I have a parallel fortran application and I would like to read in medium-to-large data arrays that will be "mirrored" on all processors. In other words, this is "global" data such as observation locations which is necessary for all processing elements to have to do their work, and not the distributed arrays that will be distributed across processors.
Is there a pure HDF solution that will efficiently read in all of the data and broadcast it to the processing elements?
I understand from the HDF parallel documentation that I can select a hyperslab in parallel using the following:
! open the file, etc.
! ...
call h5sselect_hyperslab_f (slabspace, H5S_SELECT_SET_F, &
& data_offset, data_count, hdf_error)
call h5pcreate_f(H5P_DATASET_XFER_F, plist_id, hdf_error)

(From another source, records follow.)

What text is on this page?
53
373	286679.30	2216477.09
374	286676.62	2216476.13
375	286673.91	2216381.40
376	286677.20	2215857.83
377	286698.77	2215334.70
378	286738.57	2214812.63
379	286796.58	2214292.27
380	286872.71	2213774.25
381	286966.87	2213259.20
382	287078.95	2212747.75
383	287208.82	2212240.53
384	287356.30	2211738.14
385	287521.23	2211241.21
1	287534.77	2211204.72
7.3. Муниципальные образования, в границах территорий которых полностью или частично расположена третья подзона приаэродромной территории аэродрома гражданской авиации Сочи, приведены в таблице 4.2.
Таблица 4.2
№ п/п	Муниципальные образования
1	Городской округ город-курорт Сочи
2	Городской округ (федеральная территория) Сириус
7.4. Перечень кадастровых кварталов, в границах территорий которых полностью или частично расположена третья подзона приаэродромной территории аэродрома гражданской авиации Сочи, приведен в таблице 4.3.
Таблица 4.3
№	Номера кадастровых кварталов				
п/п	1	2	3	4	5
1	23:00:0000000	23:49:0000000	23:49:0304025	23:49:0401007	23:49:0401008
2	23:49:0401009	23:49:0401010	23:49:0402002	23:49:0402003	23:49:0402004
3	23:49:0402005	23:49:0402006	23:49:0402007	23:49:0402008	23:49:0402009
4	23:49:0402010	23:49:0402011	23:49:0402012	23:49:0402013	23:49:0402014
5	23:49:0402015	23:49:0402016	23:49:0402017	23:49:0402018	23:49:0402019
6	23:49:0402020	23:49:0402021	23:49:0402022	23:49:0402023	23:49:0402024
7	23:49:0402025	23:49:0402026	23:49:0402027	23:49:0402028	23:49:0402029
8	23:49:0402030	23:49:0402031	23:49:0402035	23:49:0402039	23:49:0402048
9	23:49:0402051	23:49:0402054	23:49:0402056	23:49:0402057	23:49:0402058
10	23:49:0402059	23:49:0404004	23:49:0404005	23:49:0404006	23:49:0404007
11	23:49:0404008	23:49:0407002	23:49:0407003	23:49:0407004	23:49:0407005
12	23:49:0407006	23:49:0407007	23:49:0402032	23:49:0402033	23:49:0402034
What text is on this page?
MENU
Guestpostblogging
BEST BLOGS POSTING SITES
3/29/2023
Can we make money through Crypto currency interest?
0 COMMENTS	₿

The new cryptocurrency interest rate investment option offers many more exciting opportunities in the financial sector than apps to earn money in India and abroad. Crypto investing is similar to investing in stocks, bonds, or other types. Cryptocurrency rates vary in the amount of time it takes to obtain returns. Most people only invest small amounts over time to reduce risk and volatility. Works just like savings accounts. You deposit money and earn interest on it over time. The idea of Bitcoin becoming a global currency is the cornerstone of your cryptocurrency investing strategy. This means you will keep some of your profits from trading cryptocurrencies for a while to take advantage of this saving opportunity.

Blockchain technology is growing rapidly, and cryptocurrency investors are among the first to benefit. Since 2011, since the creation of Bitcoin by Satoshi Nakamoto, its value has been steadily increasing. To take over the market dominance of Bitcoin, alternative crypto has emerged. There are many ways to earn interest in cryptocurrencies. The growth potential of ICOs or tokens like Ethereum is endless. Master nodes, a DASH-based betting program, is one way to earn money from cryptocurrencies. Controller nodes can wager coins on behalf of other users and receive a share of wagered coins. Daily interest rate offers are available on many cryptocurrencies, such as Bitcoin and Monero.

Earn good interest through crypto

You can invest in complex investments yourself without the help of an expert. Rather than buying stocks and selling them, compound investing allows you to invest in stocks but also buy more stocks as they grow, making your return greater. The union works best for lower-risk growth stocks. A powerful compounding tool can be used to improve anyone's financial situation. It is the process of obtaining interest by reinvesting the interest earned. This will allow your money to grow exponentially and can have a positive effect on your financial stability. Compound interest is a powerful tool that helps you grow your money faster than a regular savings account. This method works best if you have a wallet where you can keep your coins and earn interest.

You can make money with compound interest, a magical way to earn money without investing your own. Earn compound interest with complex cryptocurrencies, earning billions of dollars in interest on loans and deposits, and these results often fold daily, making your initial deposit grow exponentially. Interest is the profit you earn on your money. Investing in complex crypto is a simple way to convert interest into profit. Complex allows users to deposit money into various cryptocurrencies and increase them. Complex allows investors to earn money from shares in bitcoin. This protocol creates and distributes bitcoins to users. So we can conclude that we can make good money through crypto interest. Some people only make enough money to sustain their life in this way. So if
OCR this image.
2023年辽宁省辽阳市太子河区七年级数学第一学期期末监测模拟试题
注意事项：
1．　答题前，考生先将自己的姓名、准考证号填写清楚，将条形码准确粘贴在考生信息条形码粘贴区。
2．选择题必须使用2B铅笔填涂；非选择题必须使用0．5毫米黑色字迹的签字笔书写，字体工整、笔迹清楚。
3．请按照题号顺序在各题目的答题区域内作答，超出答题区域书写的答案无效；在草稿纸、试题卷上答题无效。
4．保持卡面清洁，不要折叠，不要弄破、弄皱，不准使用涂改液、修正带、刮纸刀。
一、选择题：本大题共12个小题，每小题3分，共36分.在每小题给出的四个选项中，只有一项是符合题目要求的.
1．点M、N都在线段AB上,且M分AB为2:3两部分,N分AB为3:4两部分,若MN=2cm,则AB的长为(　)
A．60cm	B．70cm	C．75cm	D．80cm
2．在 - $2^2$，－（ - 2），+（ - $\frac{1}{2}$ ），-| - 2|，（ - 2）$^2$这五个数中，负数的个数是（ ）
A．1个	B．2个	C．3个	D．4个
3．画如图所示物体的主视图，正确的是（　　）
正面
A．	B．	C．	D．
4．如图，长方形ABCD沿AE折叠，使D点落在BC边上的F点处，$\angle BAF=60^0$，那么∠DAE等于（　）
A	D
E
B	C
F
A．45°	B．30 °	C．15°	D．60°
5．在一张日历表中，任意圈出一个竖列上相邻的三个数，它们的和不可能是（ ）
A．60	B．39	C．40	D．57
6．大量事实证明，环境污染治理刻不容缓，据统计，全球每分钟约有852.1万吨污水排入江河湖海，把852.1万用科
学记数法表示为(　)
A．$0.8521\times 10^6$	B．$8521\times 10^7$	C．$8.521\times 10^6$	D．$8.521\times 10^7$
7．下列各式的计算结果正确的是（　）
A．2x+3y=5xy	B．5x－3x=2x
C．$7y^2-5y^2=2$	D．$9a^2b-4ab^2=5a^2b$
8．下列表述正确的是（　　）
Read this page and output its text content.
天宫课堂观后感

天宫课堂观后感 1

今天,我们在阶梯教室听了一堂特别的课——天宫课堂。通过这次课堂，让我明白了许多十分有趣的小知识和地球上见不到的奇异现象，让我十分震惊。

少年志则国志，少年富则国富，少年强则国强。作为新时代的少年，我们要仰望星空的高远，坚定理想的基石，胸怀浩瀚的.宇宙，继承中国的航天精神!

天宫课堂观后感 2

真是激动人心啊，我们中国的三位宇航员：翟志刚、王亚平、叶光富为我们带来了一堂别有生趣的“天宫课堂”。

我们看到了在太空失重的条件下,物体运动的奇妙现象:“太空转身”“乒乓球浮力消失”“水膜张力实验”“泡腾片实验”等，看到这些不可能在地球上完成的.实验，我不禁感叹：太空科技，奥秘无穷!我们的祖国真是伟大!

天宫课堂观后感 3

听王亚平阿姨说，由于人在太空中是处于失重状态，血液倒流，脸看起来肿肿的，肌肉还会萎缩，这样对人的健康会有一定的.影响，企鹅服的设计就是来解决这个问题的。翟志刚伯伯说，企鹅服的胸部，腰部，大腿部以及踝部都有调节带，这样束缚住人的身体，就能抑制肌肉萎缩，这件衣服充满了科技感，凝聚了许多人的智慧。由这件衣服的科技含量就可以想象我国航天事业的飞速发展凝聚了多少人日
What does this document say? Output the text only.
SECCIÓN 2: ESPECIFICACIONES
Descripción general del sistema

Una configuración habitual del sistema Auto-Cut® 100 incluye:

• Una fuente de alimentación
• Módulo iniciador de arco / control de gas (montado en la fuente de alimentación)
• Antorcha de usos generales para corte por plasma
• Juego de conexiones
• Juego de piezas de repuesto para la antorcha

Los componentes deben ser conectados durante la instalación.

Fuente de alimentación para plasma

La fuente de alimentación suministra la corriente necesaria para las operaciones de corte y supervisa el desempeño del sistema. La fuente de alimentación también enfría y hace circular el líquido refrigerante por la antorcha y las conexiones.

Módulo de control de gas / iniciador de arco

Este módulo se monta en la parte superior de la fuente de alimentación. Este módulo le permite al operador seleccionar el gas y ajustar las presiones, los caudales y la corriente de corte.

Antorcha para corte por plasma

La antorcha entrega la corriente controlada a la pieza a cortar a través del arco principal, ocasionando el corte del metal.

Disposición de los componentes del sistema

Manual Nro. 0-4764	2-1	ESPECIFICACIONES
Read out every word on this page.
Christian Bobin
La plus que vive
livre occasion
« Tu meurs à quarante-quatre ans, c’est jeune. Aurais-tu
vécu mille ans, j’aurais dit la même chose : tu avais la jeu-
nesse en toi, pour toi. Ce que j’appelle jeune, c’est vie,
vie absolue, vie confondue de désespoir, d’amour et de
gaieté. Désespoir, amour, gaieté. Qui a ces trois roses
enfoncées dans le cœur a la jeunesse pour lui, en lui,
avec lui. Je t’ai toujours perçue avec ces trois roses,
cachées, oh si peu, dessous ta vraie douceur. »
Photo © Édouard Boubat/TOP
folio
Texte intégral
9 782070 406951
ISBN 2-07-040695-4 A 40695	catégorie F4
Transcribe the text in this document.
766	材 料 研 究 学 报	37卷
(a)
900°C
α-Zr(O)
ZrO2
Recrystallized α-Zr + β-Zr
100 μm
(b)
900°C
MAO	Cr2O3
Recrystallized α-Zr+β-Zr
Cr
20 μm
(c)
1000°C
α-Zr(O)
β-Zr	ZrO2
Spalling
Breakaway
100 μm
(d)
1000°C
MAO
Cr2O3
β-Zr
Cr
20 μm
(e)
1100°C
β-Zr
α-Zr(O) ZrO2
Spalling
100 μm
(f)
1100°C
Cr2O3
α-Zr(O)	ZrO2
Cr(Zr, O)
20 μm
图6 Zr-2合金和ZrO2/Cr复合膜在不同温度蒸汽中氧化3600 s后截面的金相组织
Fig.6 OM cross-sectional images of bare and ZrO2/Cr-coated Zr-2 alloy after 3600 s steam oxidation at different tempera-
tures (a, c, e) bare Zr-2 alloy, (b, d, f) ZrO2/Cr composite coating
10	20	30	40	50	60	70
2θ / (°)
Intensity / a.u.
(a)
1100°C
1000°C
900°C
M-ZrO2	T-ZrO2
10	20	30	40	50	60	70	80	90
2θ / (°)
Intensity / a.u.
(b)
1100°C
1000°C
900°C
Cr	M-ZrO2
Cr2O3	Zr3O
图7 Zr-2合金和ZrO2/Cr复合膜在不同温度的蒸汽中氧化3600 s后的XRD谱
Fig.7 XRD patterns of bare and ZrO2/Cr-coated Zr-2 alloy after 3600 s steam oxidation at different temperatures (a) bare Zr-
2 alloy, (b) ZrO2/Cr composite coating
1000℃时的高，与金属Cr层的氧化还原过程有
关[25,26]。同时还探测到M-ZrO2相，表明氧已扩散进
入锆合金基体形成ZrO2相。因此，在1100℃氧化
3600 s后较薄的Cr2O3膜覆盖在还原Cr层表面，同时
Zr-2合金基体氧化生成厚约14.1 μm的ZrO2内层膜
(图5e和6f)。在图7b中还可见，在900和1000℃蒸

call h5pset_dxpl_mpio_f(plist_id, H5FD_MPIO_COLLECTIVE_F, &
& hdf_error)
call h5dread_f(dset_tb, H5T_IEEE_F32LE, obs, dims, &
& hdf_error, file_space_id = slabspace, mem_space_id = memspace, &
& xfer_prp = plist_id)
I understand this could be used to set the data_offset and data_count through a hyperslab, which could distribute the data to different processors.
However, I was wondering if I had missed something for my case where all of the processors will get all of the data. If I make the data_offset equal to 0 for h5sselect_hyperslab_f and ran with all of the data, am I correct to expect the performance to be terrible?
Or do I need to break up the I/O on the processors myself with a hyperslab then use an MPI allgather?